To be honest, I'd be shocked if someone told me that they didn't ask every
person they meet with during an interview how they felt about working there.
It's a bread and butter question.  Plus, if you're good at reading
non-verbal responses, you know that it doesn't matter what the person says,
it's how they say it.  

These are my standard interview questions:

1. What are the policies for employee motivation?
2. Do you enjoy working for this company?  
3. What's the best/worst thing about this company?
4. How do you improve employee skills via training?
5. When was the last time you took a 5, or more, day vacation?
6. What can your company offer me that another one can't?

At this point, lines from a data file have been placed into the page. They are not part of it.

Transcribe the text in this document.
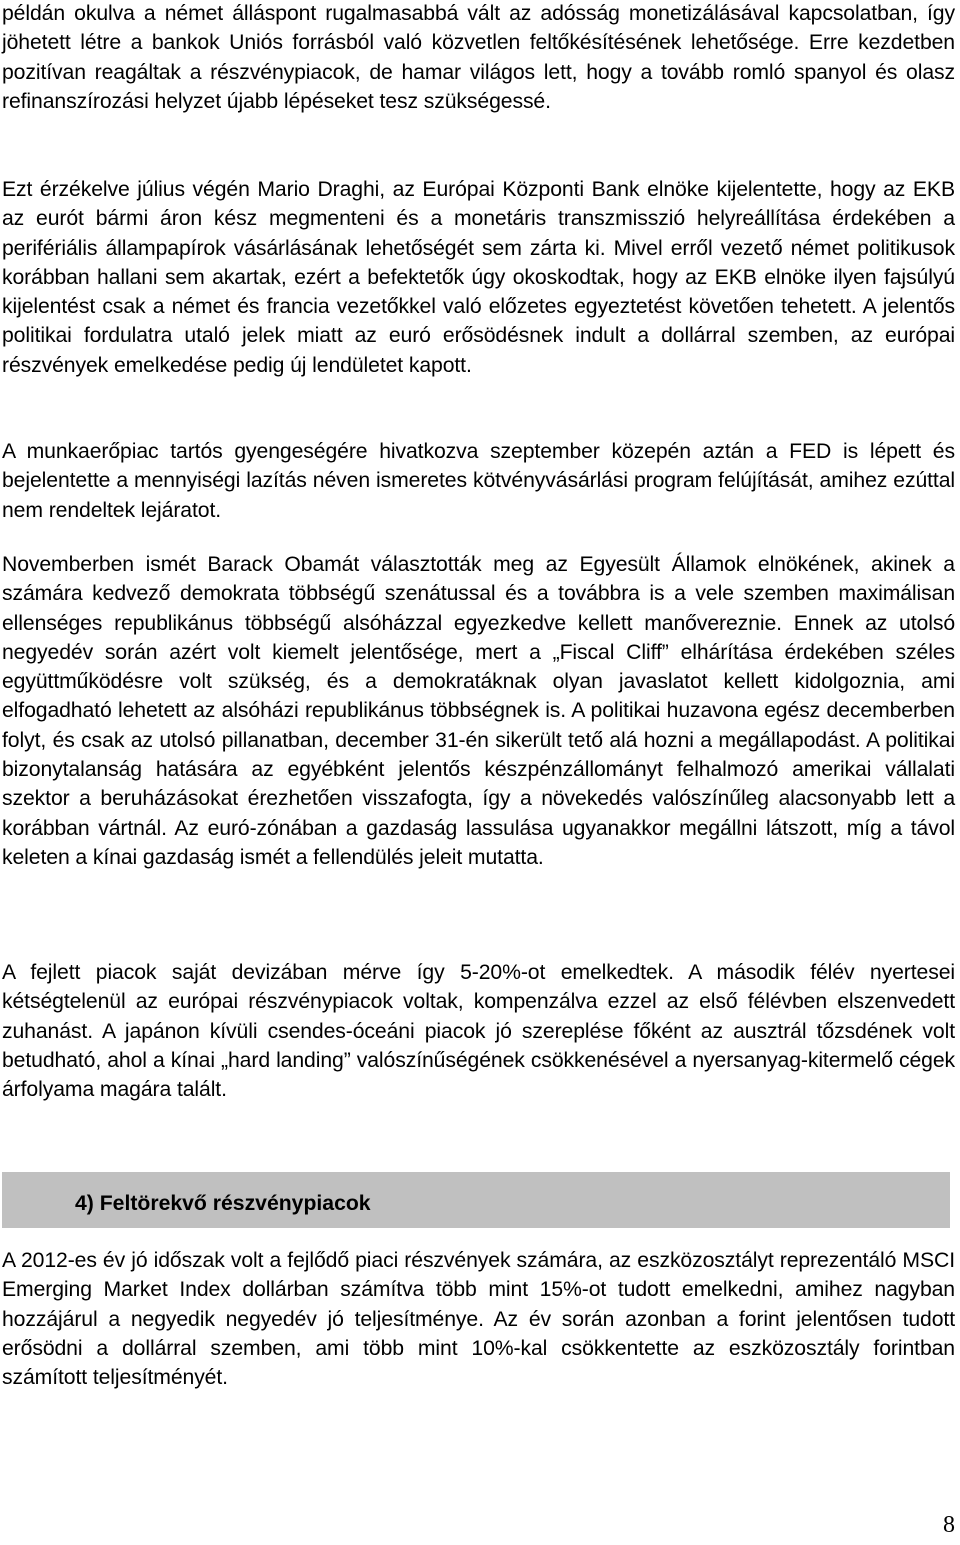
példán okulva a német álláspont rugalmasabbá vált az adósság monetizálásával kapcsolatban, így jöhetett létre a bankok Uniós forrásból való közvetlen feltőkésítésének lehetősége. Erre kezdetben pozitívan reagáltak a részvénypiacok, de hamar világos lett, hogy a tovább romló spanyol és olasz refinanszírozási helyzet újabb lépéseket tesz szükségessé.

Ezt érzékelve július végén Mario Draghi, az Európai Központi Bank elnöke kijelentette, hogy az EKB az eurót bármi áron kész megmenteni és a monetáris transzmisszió helyreállítása érdekében a perifériális állampapírok vásárlásának lehetőségét sem zárta ki. Mivel erről vezető német politikusok korábban hallani sem akartak, ezért a befektetők úgy okoskodtak, hogy az EKB elnöke ilyen fajsúlyú kijelentést csak a német és francia vezetőkkel való előzetes egyeztetést követően tehetett. A jelentős politikai fordulatra utaló jelek miatt az euró erősödésnek indult a dollárral szemben, az európai részvények emelkedése pedig új lendületet kapott.

A munkaerőpiac tartós gyengeségére hivatkozva szeptember közepén aztán a FED is lépett és bejelentette a mennyiségi lazítás néven ismeretes kötvényvásárlási program felújítását, amihez ezúttal nem rendeltek lejáratot.

Novemberben ismét Barack Obamát választották meg az Egyesült Államok elnökének, akinek a számára kedvező demokrata többségű szenátussal és a továbbra is a vele szemben maximálisan ellenséges republikánus többségű alsóházzal egyezkedve kellett manővereznie. Ennek az utolsó negyedév során azért volt kiemelt jelentősége, mert a „Fiscal Cliff” elhárítása érdekében széles együttműködésre volt szükség, és a demokratáknak olyan javaslatot kellett kidolgozniа, ami elfogadható lehetett az alsóházi republikánus többségnek is. A politikai huzavona egész decemberben folyt, és csak az utolsó pillanatban, december 31-én sikerült tető alá hozni a megállapodást. A politikai bizonytalanság hatására az egyébként jelentős készpénzállományt felhalmozó amerikai vállalati szektor a beruházásokat érezhetően visszafogta, így a növekedés valószínűleg alacsonyabb lett a korábban vártnál. Az euró-zónában a gazdaság lassulása ugyanakkor megállni látszott, míg a távol keleten a kínai gazdaság ismét a fellendülés jeleit mutatta.

A fejlett piacok saját devizában mérve így 5-20%-ot emelkedtek. A második félév nyertesei kétségtelenül az európai részvénypiacok voltak, kompenzálva ezzel az első félévben elszenvedett zuhanást. A japánon kívüli csendes-óceáni piacok jó szereplése főként az ausztrál tőzsdének volt betudható, ahol a kínai „hard landing” valószínűségének csökkenésével a nyersanyag-kitermelő cégek árfolyama magára talált.

4) Feltörekvő részvénypiacok

A 2012-es év jó időszak volt a fejlődő piaci részvények számára, az eszközosztályt reprezentáló MSCI Emerging Market Index dollárban számítva több mint 15%-ot tudott emelkedni, amihez nagyban hozzájárul a negyedik negyedév jó teljesítménye. Az év során azonban a forint jelentősen tudott erősödni a dollárral szemben, ami több mint 10%-kal csökkentette az eszközosztály forintban számított teljesítményét.

8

Any response to one of these questions that starts with a blank stare, a
5-second "Ummmm..." or a long, uncomfortable pause is a red flag.

One thing that amazes me is how people go into an interview as if the
interviewer is doing them a favor by speaking to them.  In most cases, it's
the other way around.  It's your job to determine if that company is best
for you - it's their job to ensure you're best for them.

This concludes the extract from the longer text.